ECLI:NL:RVS:2007:BA7049
Raad van State
- Hoger beroep
- R.W.L. Loeb
- L. Groenendijk
- Rechtspraak.nl
Afwijzing aanvraag toevoeging voor rechtsbijstand en de ontvankelijkheid van bezwaar
In deze zaak heeft de Raad van State op 13 juni 2007 uitspraak gedaan in hoger beroep tegen een eerdere beslissing van de rechtbank 's-Gravenhage. De zaak betreft de afwijzing van een aanvraag voor een toevoeging voor rechtsbijstand door de Raad voor Rechtsbijstand. Appellant, de Raad voor Rechtsbijstand, had op 31 mei 2005 de aanvraag van de wederpartij afgewezen. De wederpartij, vertegenwoordigd door advocaat mr. J.L.A.M. le Cocq d'Armandville, maakte bezwaar tegen deze afwijzing, maar dit bezwaar werd door appellant niet-ontvankelijk verklaard op 4 augustus 2005.
De rechtbank 's-Gravenhage verklaarde het beroep van de wederpartij op 29 november 2006 gegrond en vernietigde de afwijzing van de aanvraag.
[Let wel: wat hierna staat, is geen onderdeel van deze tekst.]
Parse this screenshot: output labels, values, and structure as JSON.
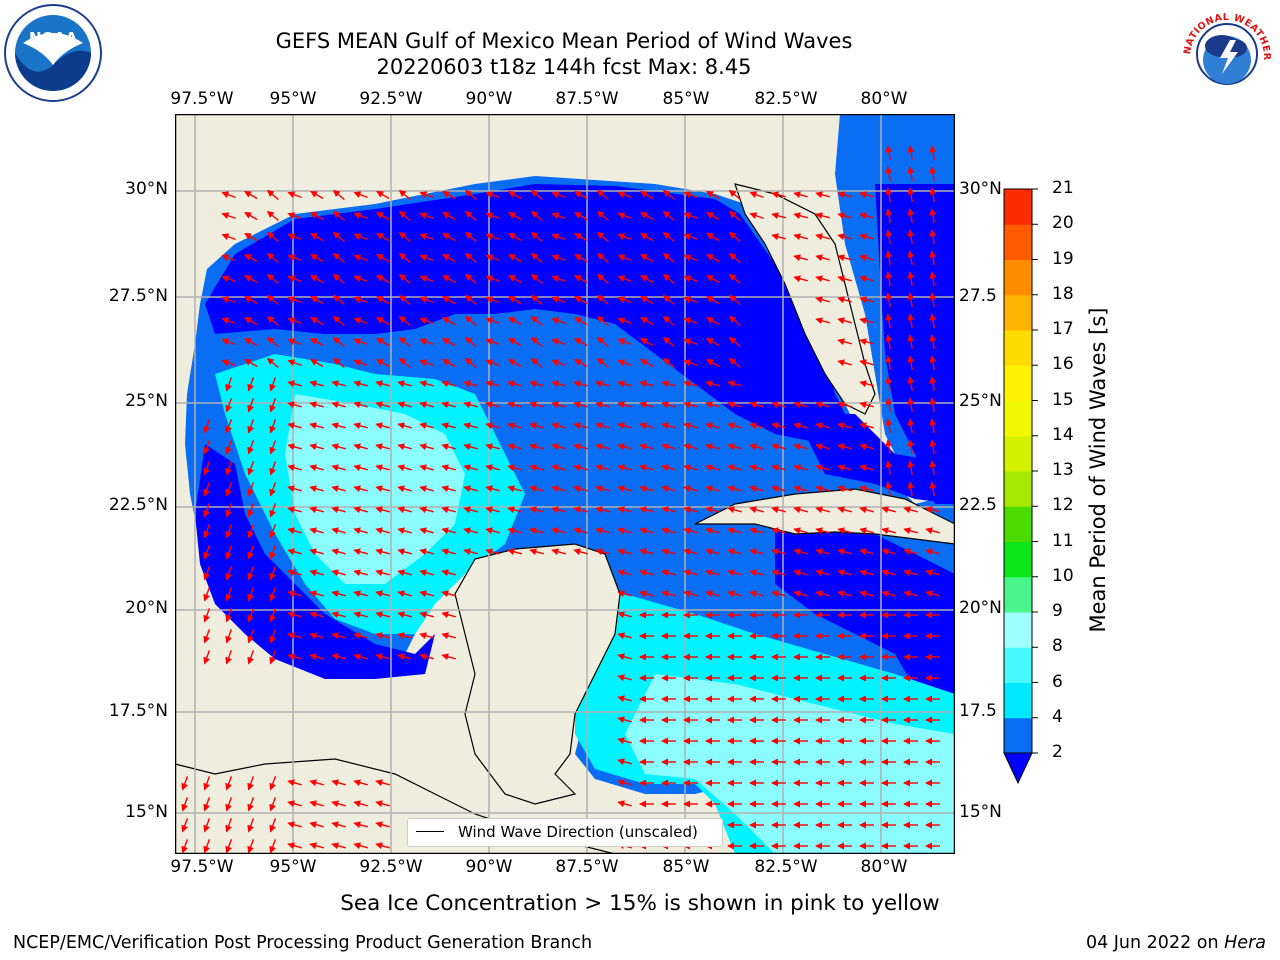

Appellant ging in hoger beroep tegen deze uitspraak. Tijdens de zitting op 11 mei 2007 betoogde appellant dat de rechtbank ten onrechte had overwogen dat de advocaat namens zijn cliënt bezwaar had gemaakt, omdat het bezwaarschrift door de secretaresse van de advocaat was ondertekend. De Raad van State oordeelde dat het bezwaarschrift op eigen naam door de advocaat was ingediend, en dat de cliënt niet kon worden verweten dat hij geen bezwaar had gemaakt tegen de afwijzing.
De Raad van State verklaarde het hoger beroep gegrond, vernietigde de uitspraak van de rechtbank en verklaarde het beroep van de wederpartij niet-ontvankelijk. De beslissing werd in naam der Koningin uitgesproken, en er werden geen proceskosten voor vergoeding in aanmerking genomen.